All that said, I 100% agree with “a week immersed in news or entertainment passes without transformation. A week in the wilderness can alter one’s entire life trajectory.”

Kasia BPL Member
PostedApr 25, 2026 at 6:00 pm

Hi, unfortunately I cannot access the full essay even though I have just joined for this purpose as a Basic member. Would it be possible to make it freely available to all members, at least for a limited time?

It is a challenging task to defend wilderness against national agencies, forestry representatives, progress enthusiasts, virtual reality dwellers, civilization-first proponents, and utilitarian-minded industrial actors, among others.

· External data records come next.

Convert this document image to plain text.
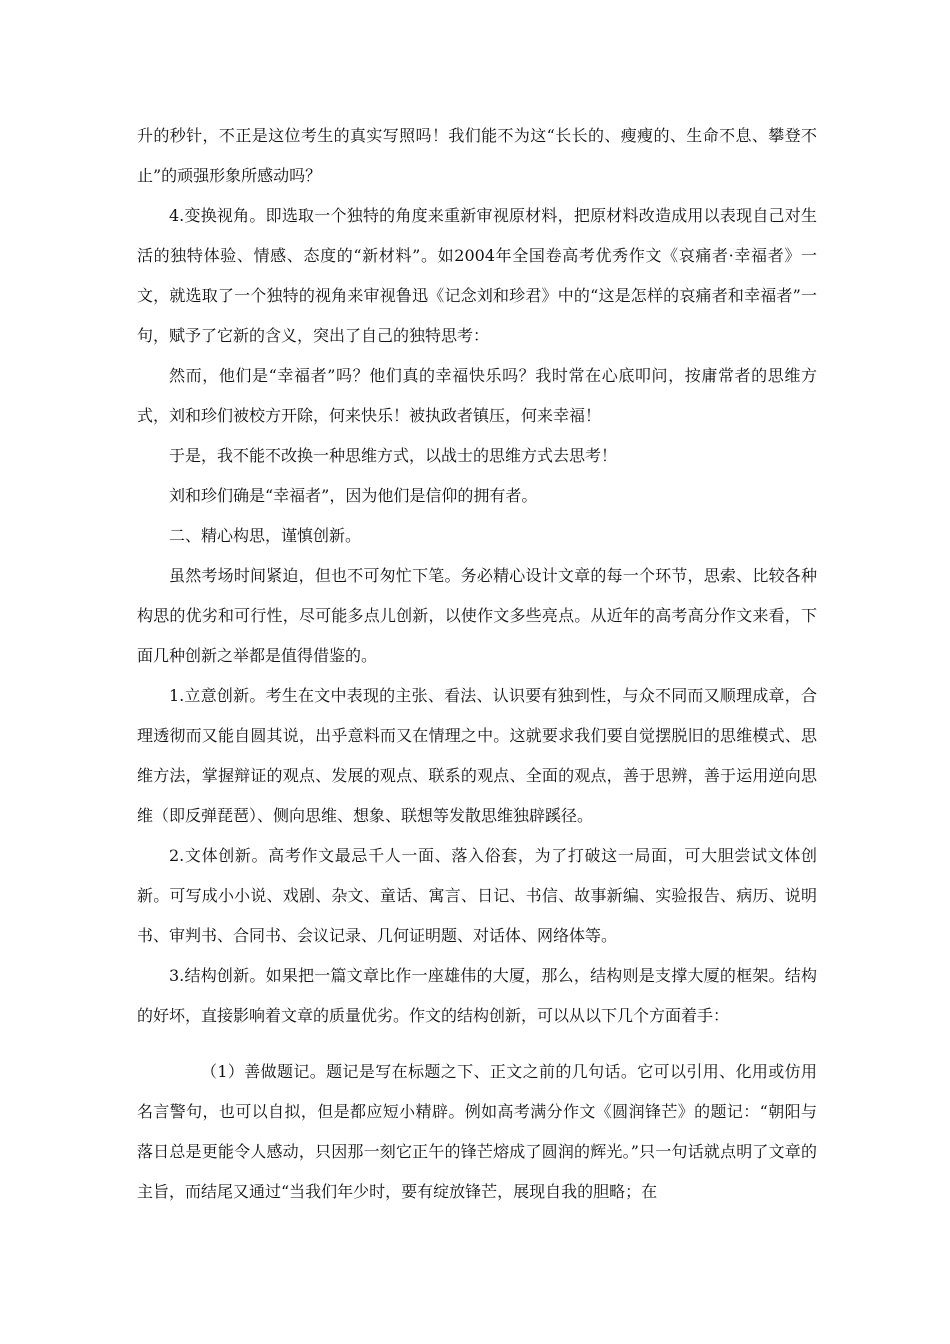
升的秒针，不正是这位考生的真实写照吗！我们能不为这“长长的、瘦瘦的、生命不息、攀登不止”的顽强形象所感动吗？

4.变换视角。即选取一个独特的角度来重新审视原材料，把原材料改造成用以表现自己对生活的独特体验、情感、态度的“新材料”。如2004年全国卷高考优秀作文《哀痛者·幸福者》一文，就选取了一个独特的视角来审视鲁迅《记念刘和珍君》中的“这是怎样的哀痛者和幸福者”一句，赋予了它新的含义，突出了自己的独特思考：

然而，他们是“幸福者”吗？他们真的幸福快乐吗？我时常在心底叩问，按庸常者的思维方式，刘和珍们被校方开除，何来快乐！被执政者镇压，何来幸福！

于是，我不能不改换一种思维方式，以战士的思维方式去思考！

刘和珍们确是“幸福者”，因为他们是信仰的拥有者。

二、精心构思，谨慎创新。

虽然考场时间紧迫，但也不可匆忙下笔。务必精心设计文章的每一个环节，思索、比较各种构思的优劣和可行性，尽可能多点儿创新，以使作文多些亮点。从近年的高考高分作文来看，下面几种创新之举都是值得借鉴的。

1.立意创新。考生在文中表现的主张、看法、认识要有独到性，与众不同而又顺理成章，合理透彻而又能自圆其说，出乎意料而又在情理之中。这就要求我们要自觉摆脱旧的思维模式、思维方法，掌握辩证的观点、发展的观点、联系的观点、全面的观点，善于思辨，善于运用逆向思维（即反弹琵琶）、侧向思维、想象、联想等发散思维独辟蹊径。

2.文体创新。高考作文最忌千人一面、落入俗套，为了打破这一局面，可大胆尝试文体创新。可写成小小说、戏剧、杂文、童话、寓言、日记、书信、故事新编、实验报告、病历、说明书、审判书、合同书、会议记录、几何证明题、对话体、网络体等。

3.结构创新。如果把一篇文章比作一座雄伟的大厦，那么，结构则是支撑大厦的框架。结构的好坏，直接影响着文章的质量优劣。作文的结构创新，可以从以下几个方面着手：

（1）善做题记。题记是写在标题之下、正文之前的几句话。它可以引用、化用或仿用名言警句，也可以自拟，但是都应短小精辟。例如高考满分作文《圆润锋芒》的题记：“朝阳与落日总是更能令人感动，只因那一刻它正午的锋芒熔成了圆润的辉光。”只一句话就点明了文章的主旨，而结尾又通过“当我们年少时，要有绽放锋芒，展现自我的胆略；在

I value this forum, and I believe this essay could expand my “defence toolkit.”

Thanks in advance

PostedApr 30, 2026 at 12:54 pm

Wow!  What an interesting philosophical framework for the thoughts I have while immersed alone in wilderness, whether a politically-defined national wilderness area or one that nature amazingly is recovering after man’s exploitation.  There’s nothing more liberating to the soul than lying on one’s back under the splendor of the nighttime sky unpolluted by artificial lighting for miles and miles around and contemplating the magnificent universe in which we live together with our place in it.